There is a replica of the rifle on display at the Sixth Floor Museum in Dallas by the stairs in the book depository building where police found the real rifle after Kennedy was shot.
But sometimes, an infamous firearm ends up for sale. The Kel-Tec PF9 George Zimmerman used to shoot and kill 17-year-old Trayvon Martin in Sanford, Florida, in 2012 controversially sold for $250,000 in 2016. A brand new PF9 has a suggested retail price of just $358.
PUBLIC GUN AUCTIONS
Several states, including Arizona, Montana, North Carolina, West Virginia, and Kentucky have laws prohibiting police from destroying forfeited or unclaimed firearms, which should help assuage gun owners’ fears of what could happen to their favorite guns if they end up as evidence.

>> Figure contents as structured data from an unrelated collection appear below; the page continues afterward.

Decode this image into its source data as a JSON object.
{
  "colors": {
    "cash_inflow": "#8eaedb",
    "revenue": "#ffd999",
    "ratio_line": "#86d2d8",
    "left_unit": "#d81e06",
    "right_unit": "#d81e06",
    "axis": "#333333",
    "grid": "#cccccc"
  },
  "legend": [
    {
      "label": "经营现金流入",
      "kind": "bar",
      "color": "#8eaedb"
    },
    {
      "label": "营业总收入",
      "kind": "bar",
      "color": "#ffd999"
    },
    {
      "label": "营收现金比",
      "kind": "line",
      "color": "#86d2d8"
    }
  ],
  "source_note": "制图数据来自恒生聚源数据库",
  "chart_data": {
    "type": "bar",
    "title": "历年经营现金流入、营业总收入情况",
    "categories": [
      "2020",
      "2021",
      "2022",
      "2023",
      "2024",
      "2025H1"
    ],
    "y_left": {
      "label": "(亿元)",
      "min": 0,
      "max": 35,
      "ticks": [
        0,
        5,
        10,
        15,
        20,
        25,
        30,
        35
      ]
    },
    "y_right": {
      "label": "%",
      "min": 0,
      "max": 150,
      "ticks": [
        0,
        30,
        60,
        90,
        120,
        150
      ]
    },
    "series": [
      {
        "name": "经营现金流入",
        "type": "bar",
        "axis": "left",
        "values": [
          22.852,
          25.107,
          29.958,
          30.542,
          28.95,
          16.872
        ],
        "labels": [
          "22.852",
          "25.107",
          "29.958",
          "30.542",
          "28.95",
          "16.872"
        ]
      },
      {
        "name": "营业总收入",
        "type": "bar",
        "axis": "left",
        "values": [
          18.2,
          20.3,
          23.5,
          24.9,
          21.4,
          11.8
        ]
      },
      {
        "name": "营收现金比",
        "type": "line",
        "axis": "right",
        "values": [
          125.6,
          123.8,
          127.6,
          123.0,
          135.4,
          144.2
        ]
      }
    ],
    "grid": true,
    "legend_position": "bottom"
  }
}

“Police destruction of firearms is unnecessary and wasteful,” said NRA spokeswoman Catherine Mortensen. “There is no reason any police department can’t resell those firearms to law-abiding citizens and use the money for any number of things – infrastructure, law enforcement training, equipment, etc.”
The Kentucky State Police manages auctions of forfeited firearms in the Bluegrass State. Only federally licensed firearms dealers (FFL holders) can bid in the auctions, which feature lots comprised of several hundred firearms: both handguns and long guns. A single auction held in December 2021 brought in $109,100. The revenue is used to purchase body armor and other equipment to enable law enforcement officers to better serve the citizens of Kentucky.